On 2/27/07, T P t0m0p0@gmail.com wrote:
On 2/26/07, Marc Riddell michaeldavid86@comcast.net wrote:
On Feb 26, 2007, at 8:40 PM, T P wrote:
I noted elsewhere that, as a volunteeer effort, Wikipedia is
primarily
written to satisfiy the needs of the writers.
and
Practically speaking, what matters is the opinions of the people working on Wikipedia, because you sure as hell aren't going to "fix" Wikipedia just because outsiders think it's broken.
on 2/26/07 8:44 PM, Phil Sandifer at Snowspinner@gmail.com wrote:
There's not much to say here. Both of these statements are, I think, 100% wrong. They are the polar opposite of how Wikipedia should work.
They represent the exact instinct that causes many of the problems
I've been describing here. I think it is vital that we do everything
we can to resist these attitudes on every conceivable level.
I think you need to distinguish between the way Wikipedia works and the way you think it should work. My comments relate to the former. Yours relate to the latter.

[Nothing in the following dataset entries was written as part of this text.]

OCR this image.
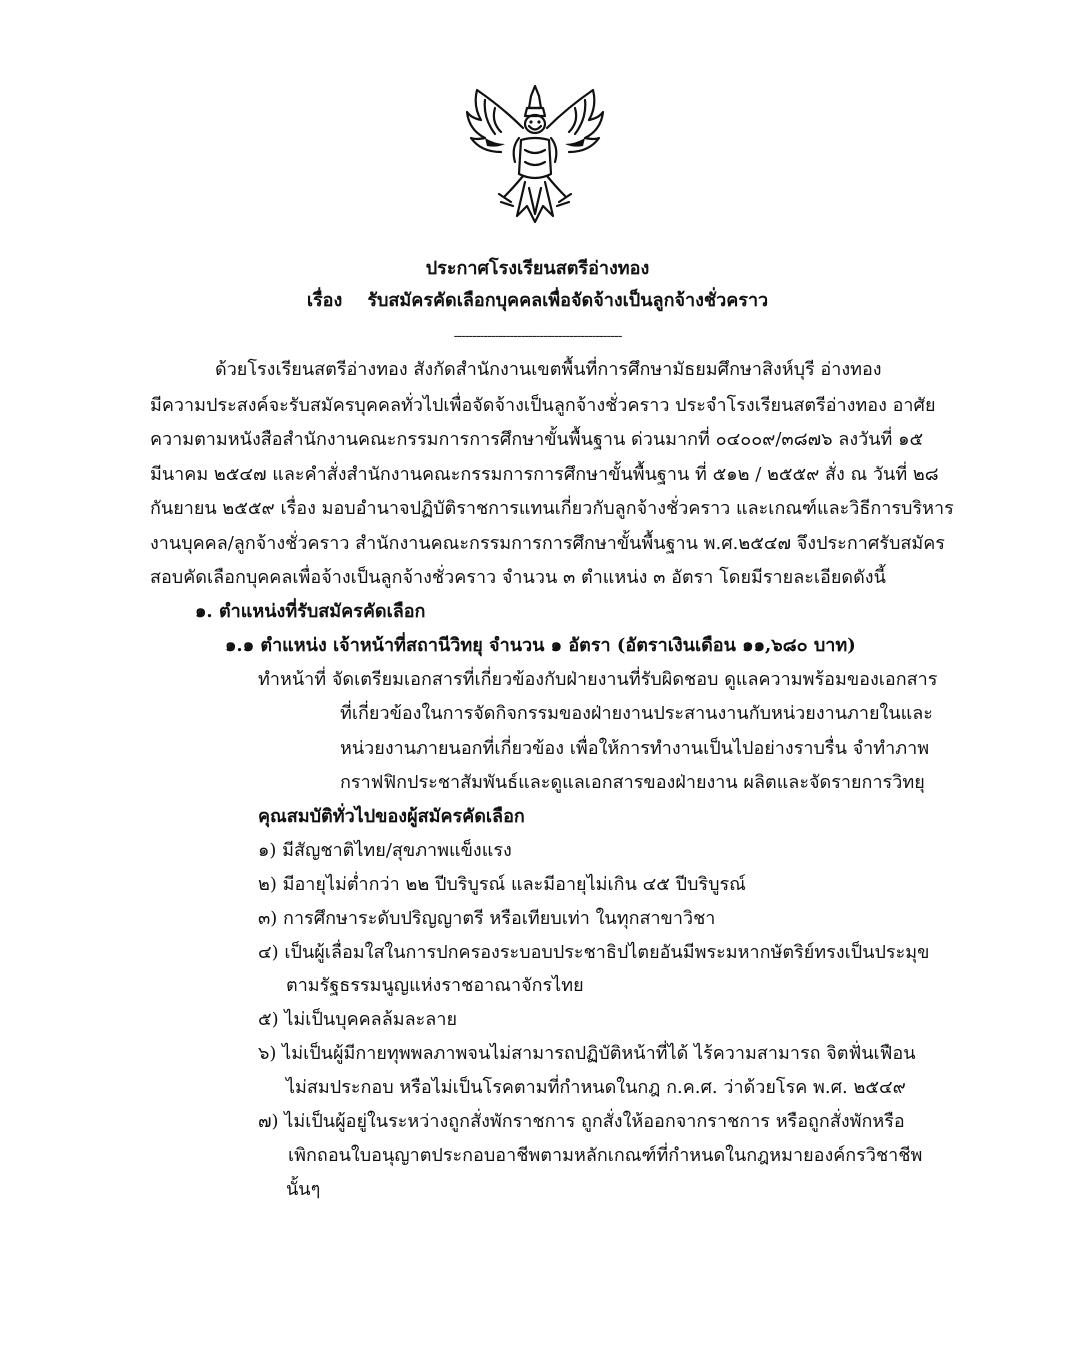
ประกาศโรงเรียนสตรีอ่างทอง
เรื่อง รับสมัครคัดเลือกบุคคลเพื่อจัดจ้างเป็นลูกจ้างชั่วคราว
---------------------------------------------
ด้วยโรงเรียนสตรีอ่างทอง สังกัดสำนักงานเขตพื้นที่การศึกษามัธยมศึกษาสิงห์บุรี อ่างทอง
มีความประสงค์จะรับสมัครบุคคลทั่วไปเพื่อจัดจ้างเป็นลูกจ้างชั่วคราว ประจำโรงเรียนสตรีอ่างทอง อาศัย
ความตามหนังสือสำนักงานคณะกรรมการการศึกษาขั้นพื้นฐาน ด่วนมากที่ ๐๔๐๐๙/๓๘๗๖ ลงวันที่ ๑๕
มีนาคม ๒๕๔๗ และคำสั่งสำนักงานคณะกรรมการการศึกษาขั้นพื้นฐาน ที่ ๕๑๒ / ๒๕๕๙ สั่ง ณ วันที่ ๒๘
กันยายน ๒๕๕๙ เรื่อง มอบอำนาจปฏิบัติราชการแทนเกี่ยวกับลูกจ้างชั่วคราว และเกณฑ์และวิธีการบริหาร
งานบุคคล/ลูกจ้างชั่วคราว สำนักงานคณะกรรมการการศึกษาขั้นพื้นฐาน พ.ศ.๒๕๔๗ จึงประกาศรับสมัคร
สอบคัดเลือกบุคคลเพื่อจ้างเป็นลูกจ้างชั่วคราว จำนวน ๓ ตำแหน่ง ๓ อัตรา โดยมีรายละเอียดดังนี้
๑. ตำแหน่งที่รับสมัครคัดเลือก
๑.๑ ตำแหน่ง เจ้าหน้าที่สถานีวิทยุ จำนวน ๑ อัตรา (อัตราเงินเดือน ๑๑,๖๘๐ บาท)
ทำหน้าที่ จัดเตรียมเอกสารที่เกี่ยวข้องกับฝ่ายงานที่รับผิดชอบ ดูแลความพร้อมของเอกสาร
ที่เกี่ยวข้องในการจัดกิจกรรมของฝ่ายงานประสานงานกับหน่วยงานภายในและ
หน่วยงานภายนอกที่เกี่ยวข้อง เพื่อให้การทำงานเป็นไปอย่างราบรื่น จำทำภาพ
กราฟฟิกประชาสัมพันธ์และดูแลเอกสารของฝ่ายงาน ผลิตและจัดรายการวิทยุ
คุณสมบัติทั่วไปของผู้สมัครคัดเลือก
๑) มีสัญชาติไทย/สุขภาพแข็งแรง
๒) มีอายุไม่ต่ำกว่า ๒๒ ปีบริบูรณ์ และมีอายุไม่เกิน ๔๕ ปีบริบูรณ์
๓) การศึกษาระดับปริญญาตรี หรือเทียบเท่า ในทุกสาขาวิชา
๔) เป็นผู้เลื่อมใสในการปกครองระบอบประชาธิปไตยอันมีพระมหากษัตริย์ทรงเป็นประมุข
ตามรัฐธรรมนูญแห่งราชอาณาจักรไทย
๕) ไม่เป็นบุคคลล้มละลาย
๖) ไม่เป็นผู้มีกายทุพพลภาพจนไม่สามารถปฏิบัติหน้าที่ได้ ไร้ความสามารถ จิตฟั่นเฟือน
ไม่สมประกอบ หรือไม่เป็นโรคตามที่กำหนดในกฎ ก.ค.ศ. ว่าด้วยโรค พ.ศ. ๒๕๔๙
๗) ไม่เป็นผู้อยู่ในระหว่างถูกสั่งพักราชการ ถูกสั่งให้ออกจากราชการ หรือถูกสั่งพักหรือ
เพิกถอนใบอนุญาตประกอบอาชีพตามหลักเกณฑ์ที่กำหนดในกฎหมายองค์กรวิชาชีพ
นั้นๆ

If you can think of a way to make a volunteer organization like Wikipedia work the way you think it should work, more power to you.
Adam
Correction: that's the way *AfD* works. You note that WP exists to serve the writers, but most (if not all) of those commenting on certain nominations may have never written on the topic concerned. That's not to say they should be ignored, because WP works by consensus, but if the people who know most about a field are writing about something, or saying that something deserves an article, then generally shouldn't it be included, unless it fails certain guidelines/policies, e.g. verifiability?